255) was pressed and formed at a pressure of ² kg / cm ² and a porous metal forming plate of 1 m in length and width was placed and transferred to the electric furnace, and the inside of the furnace was made into a nitrogen atmosphere (N ₂ : H ₂ = 90:10). After the replacement, the temperature was raised to 1100 ° C. and the sintering treatment was performed. As a result, the base body and the sintered body were not welded, and the surface of the sintered body was not altered. Furthermore, even if the above-mentioned sintering treatment was repeated 10 times or more, no damage to the material or peeling of the coating layer was confirmed, and stable durability performance was recognized. Although the above-mentioned Example 4 shows an example using a large plate material, it has been confirmed by experiments by the present inventors that the present invention can be applied to a large thin plate material having a thickness of about 0.5 mm.

[0023]

As described above, according to the present invention, the substrate for heat treatment which does not change the material of the substrate and the sintered body at the time of heating and always shows stable durability performance, and the large-scale heat treatment by the relatively simple manufacturing process.

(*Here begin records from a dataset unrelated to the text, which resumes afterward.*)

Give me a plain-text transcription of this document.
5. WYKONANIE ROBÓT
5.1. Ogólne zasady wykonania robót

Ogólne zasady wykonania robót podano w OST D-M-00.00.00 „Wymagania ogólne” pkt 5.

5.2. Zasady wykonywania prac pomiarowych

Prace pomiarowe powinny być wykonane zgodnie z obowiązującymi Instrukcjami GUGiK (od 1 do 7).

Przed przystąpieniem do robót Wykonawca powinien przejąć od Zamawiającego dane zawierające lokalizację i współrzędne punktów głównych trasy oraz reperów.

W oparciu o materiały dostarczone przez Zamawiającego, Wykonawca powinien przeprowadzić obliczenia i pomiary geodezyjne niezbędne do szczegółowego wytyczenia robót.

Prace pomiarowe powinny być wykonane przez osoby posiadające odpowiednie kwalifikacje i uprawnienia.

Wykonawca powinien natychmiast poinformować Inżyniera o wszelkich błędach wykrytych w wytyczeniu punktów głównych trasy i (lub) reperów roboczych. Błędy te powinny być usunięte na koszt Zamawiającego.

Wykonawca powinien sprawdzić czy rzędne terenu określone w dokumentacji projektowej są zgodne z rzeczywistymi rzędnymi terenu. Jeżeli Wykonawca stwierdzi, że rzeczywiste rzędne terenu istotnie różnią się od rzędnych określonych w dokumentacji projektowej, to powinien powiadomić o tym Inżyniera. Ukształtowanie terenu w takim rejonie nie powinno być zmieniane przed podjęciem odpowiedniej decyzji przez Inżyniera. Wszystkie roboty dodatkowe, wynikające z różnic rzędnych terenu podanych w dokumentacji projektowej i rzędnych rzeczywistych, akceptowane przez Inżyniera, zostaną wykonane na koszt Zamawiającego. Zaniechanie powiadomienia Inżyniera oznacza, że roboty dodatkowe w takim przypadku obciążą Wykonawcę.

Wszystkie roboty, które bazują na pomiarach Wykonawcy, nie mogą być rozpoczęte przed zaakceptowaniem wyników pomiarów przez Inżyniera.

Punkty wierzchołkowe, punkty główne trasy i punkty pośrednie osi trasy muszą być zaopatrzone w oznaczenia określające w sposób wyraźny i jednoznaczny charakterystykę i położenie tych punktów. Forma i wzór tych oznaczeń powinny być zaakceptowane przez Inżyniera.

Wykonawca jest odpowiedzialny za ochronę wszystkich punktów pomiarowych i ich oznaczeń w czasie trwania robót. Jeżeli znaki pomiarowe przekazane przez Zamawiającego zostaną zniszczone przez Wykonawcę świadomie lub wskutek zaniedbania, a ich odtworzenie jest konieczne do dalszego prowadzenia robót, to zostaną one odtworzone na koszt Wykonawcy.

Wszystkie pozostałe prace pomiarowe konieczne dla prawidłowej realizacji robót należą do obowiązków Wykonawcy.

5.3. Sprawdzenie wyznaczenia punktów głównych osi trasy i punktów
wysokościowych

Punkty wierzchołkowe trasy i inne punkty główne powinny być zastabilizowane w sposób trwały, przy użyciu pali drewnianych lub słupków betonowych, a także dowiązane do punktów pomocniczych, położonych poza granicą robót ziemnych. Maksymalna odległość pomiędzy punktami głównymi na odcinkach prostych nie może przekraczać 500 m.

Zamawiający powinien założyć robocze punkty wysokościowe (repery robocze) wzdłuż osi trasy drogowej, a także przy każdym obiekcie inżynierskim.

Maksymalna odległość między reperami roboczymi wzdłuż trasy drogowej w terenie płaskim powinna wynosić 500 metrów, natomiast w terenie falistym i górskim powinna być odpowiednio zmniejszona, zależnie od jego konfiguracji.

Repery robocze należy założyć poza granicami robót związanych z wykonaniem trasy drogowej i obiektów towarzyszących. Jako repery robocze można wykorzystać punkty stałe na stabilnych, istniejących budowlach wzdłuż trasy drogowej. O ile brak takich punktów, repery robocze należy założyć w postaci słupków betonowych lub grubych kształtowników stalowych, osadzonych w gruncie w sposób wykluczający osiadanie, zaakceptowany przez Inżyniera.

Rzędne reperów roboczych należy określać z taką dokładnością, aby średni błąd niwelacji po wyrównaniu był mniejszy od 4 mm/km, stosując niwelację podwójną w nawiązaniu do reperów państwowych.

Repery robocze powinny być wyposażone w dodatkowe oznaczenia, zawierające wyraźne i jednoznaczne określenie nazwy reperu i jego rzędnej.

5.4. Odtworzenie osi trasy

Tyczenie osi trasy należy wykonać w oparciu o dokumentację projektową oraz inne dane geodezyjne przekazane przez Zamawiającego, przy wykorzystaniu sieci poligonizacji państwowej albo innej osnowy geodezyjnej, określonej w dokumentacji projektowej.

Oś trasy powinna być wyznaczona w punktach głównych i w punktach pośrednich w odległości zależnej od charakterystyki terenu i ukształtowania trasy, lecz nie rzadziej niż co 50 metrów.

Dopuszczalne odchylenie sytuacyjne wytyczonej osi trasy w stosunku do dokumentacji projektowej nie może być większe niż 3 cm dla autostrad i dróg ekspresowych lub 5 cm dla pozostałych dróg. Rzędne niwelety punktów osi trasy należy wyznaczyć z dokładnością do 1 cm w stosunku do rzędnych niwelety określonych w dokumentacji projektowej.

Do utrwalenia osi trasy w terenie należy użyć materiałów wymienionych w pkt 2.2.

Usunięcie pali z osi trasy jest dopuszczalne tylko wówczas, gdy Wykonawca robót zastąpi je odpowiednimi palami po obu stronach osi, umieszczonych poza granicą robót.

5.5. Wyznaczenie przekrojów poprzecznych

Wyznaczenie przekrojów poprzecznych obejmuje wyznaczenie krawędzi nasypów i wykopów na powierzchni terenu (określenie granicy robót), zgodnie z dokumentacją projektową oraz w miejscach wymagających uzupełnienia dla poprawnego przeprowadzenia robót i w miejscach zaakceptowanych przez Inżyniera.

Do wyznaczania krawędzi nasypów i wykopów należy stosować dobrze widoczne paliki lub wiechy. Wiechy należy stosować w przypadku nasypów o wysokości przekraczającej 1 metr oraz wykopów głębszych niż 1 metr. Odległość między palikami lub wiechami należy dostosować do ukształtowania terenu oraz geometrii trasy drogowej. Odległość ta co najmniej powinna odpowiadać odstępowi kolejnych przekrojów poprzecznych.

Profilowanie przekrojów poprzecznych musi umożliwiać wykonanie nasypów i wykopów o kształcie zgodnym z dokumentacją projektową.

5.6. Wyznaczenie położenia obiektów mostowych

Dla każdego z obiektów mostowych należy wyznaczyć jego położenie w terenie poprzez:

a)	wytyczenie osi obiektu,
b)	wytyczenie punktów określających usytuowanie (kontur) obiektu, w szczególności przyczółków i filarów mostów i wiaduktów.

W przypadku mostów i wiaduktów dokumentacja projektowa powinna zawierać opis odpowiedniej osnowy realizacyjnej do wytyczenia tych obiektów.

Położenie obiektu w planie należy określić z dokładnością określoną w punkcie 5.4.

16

Provided is a method capable of industrially manufacturing a substrate for use. Therefore, it is expected to be useful as a substrate for large-scale heat treatment particularly when producing a metal sintered electrode plate for a molten carbonate fuel cell.

Front page continuation (72) Inventor Atsushi Sonai 1 Komukai Toshiba-cho, Sachi-ku, Kawasaki-shi, Kanagawa Stock Research Institute, Toshiba Research Institute (72) Inventor Ren Nirazawa 1 Komukai-Toshiba-cho, Kawasaki-shi, Kanagawa Company Toshiba Research Institute

Claims (3)

[Claims] 1. A substrate for heat treatment characterized by a material structure in which a surface of a graphite material is covered with a glassy carbon layer in which ceramic powder is mixed. 2. A surface of a graphite material is coated with a thermosetting resin liquid in which ceramic powder is uniformly dispersed, and the resin component is hardened and then baked at a temperature of 800 ° C. or higher in an inert atmosphere. A method for manufacturing a substrate for heat treatment. 3. The method for producing a heat treatment substrate according to claim 2, wherein the ceramic powder is alumina and the thermosetting resin liquid is phenol resin.